Walka w narożniku
Siedząc nad planem domu jednorodzinnego, sporo czasu poświęcamy na ustawność pomieszczeń, w tym możliwość manewrowania dużymi przedmiotami podczas przeprowadzki: rozważamy na papierze możliwe drogi wniesienia do pokoju pianina czy szafy, przesuwamy – na razie na papierze – otwór drzwiowy, zastanawiamy się, czy udałoby się rozszerzyć go jeszcze o 10 cm. Tymczasem w zasięgu ręki jest rozwiązanie zabezpieczające nasze narożniki: profile, które pozwolą na wykształcenie równej linii.

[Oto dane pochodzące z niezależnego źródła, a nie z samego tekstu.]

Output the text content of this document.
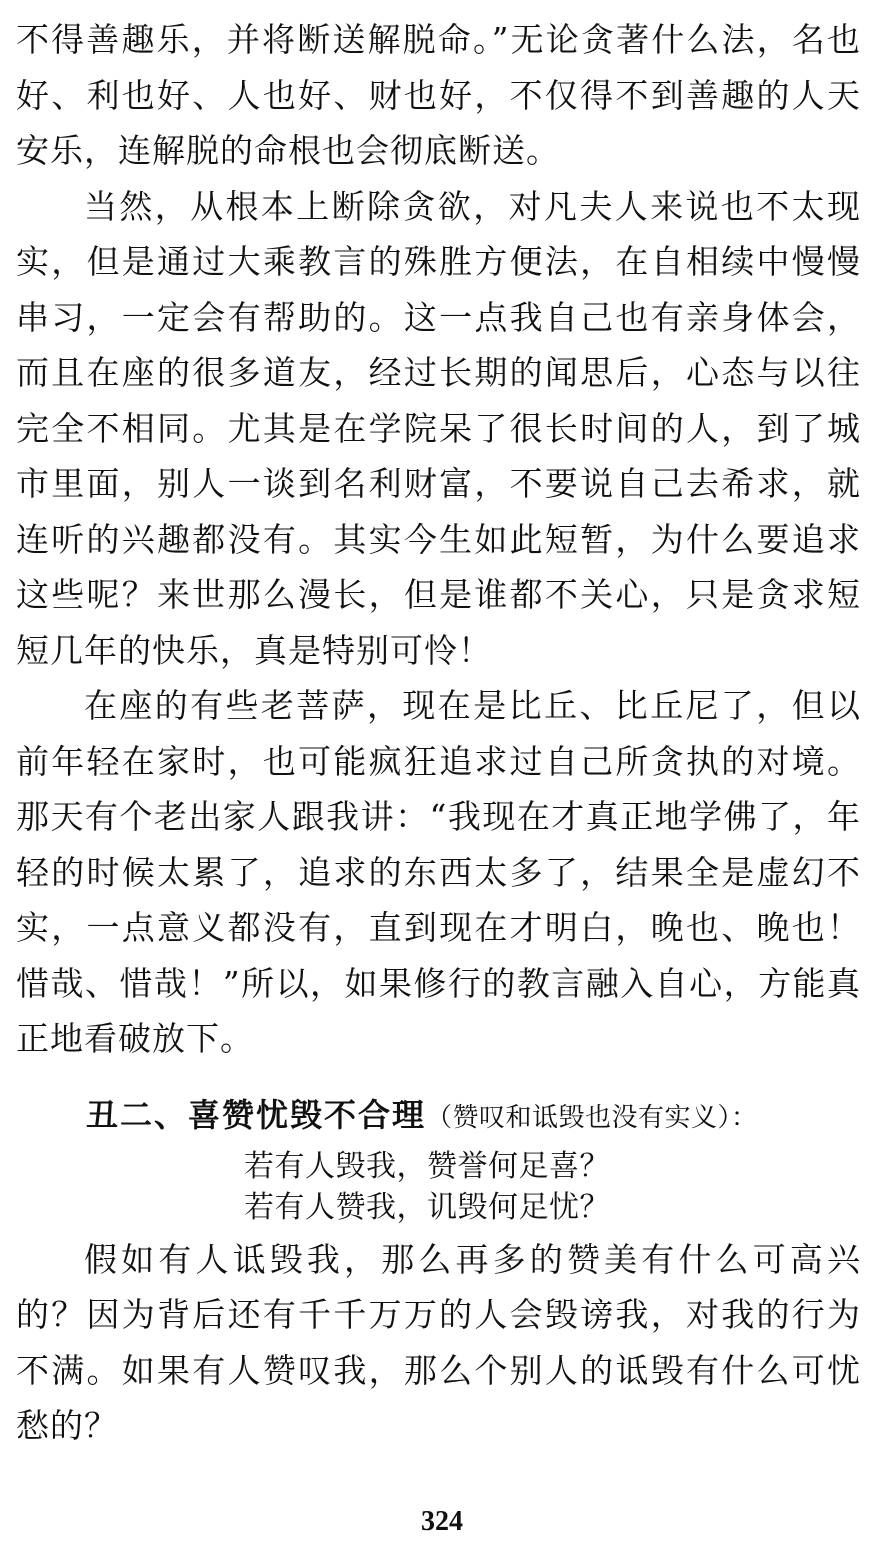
不得善趣乐，并将断送解脱命。”无论贪著什么法，名也好、利也好、人也好、财也好，不仅得不到善趣的人天安乐，连解脱的命根也会彻底断送。

当然，从根本上断除贪欲，对凡夫人来说也不太现实，但是通过大乘教言的殊胜方便法，在自相续中慢慢串习，一定会有帮助的。这一点我自己也有亲身体会，而且在座的很多道友，经过长期的闻思后，心态与以往完全不相同。尤其是在学院呆了很长时间的人，到了城市里面，别人一谈到名利财富，不要说自己去希求，就连听的兴趣都没有。其实今生如此短暂，为什么要追求这些呢？来世那么漫长，但是谁都不关心，只是贪求短短几年的快乐，真是特别可怜！

在座的有些老菩萨，现在是比丘、比丘尼了，但以前年轻在家时，也可能疯狂追求过自己所贪执的对境。那天有个老出家人跟我讲：“我现在才真正地学佛了，年轻的时候太累了，追求的东西太多了，结果全是虚幻不实，一点意义都没有，直到现在才明白，晚也、晚也！惜哉、惜哉！”所以，如果修行的教言融入自心，方能真正地看破放下。

丑二、喜赞忧毁不合理（赞叹和诋毁也没有实义）：

若有人毁我，赞誉何足喜？

若有人赞我，讥毁何足忧？

假如有人诋毁我，那么再多的赞美有什么可高兴的？因为背后还有千千万万的人会毁谤我，对我的行为不满。如果有人赞叹我，那么个别人的诋毁有什么可忧愁的？

324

Aż dziwne, ze rozwiązanie tak proste tak długo musiało czekać: jeszcze 20 lat temu popularne było osłanianie narożników – boazerią, najczęściej bez związku z wystrojem całego mieszkania! Często też na narożniku zostawiano po prostu biały tynk – rozwiązanie eleganckie do czasu pierwszej kolizji małego mieszkańca z framugą…

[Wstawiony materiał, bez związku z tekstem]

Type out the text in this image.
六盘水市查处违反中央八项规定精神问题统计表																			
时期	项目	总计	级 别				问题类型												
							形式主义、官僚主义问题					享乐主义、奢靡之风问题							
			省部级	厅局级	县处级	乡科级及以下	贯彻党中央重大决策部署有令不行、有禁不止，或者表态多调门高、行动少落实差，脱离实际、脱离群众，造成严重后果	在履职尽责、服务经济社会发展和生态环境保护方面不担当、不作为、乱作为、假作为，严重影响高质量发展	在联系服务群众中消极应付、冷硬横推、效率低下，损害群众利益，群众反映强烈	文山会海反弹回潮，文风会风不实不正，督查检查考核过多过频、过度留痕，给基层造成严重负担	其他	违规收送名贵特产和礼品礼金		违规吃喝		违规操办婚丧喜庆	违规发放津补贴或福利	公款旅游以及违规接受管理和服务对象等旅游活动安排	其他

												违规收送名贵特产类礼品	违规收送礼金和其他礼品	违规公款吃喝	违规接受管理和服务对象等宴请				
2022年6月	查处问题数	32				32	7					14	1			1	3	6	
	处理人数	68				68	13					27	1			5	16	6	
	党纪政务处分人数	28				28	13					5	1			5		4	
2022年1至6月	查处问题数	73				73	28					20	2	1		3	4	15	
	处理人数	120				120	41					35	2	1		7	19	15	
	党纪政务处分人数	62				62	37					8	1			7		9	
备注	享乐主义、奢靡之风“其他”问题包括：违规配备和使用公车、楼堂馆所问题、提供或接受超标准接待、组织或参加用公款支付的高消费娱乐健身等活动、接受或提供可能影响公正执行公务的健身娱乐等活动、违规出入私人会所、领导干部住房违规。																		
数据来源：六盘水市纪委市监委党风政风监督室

Odkąd powszechnie dostępne stały się narożniki – tez z ocynkowanej stali, z drobnymi nacięciami, przypominającymi stalową siatkę, z boku – dotychczasowe działania i oszczędności nie mają sensu. Warto umocnić przy pomocy siatki narożniki wszystkich otworów mieszkaniowych – drzwi, lecz także okien, szaf wnękowych, ba, małej szafki na bezpieczniki: niewiele jest bardziej nużących działań remontowych. Warto pamiętać o zgromadzeniu większego zapasu przed rozpoczęciem budowy i – uwaga – cięciem ręcznym: wysoka temperatura, pojawiająca się przy cięciu szlifierką bądź piłą, przyczynia ię do zniszczenia cynkowej powłoki ochronnej.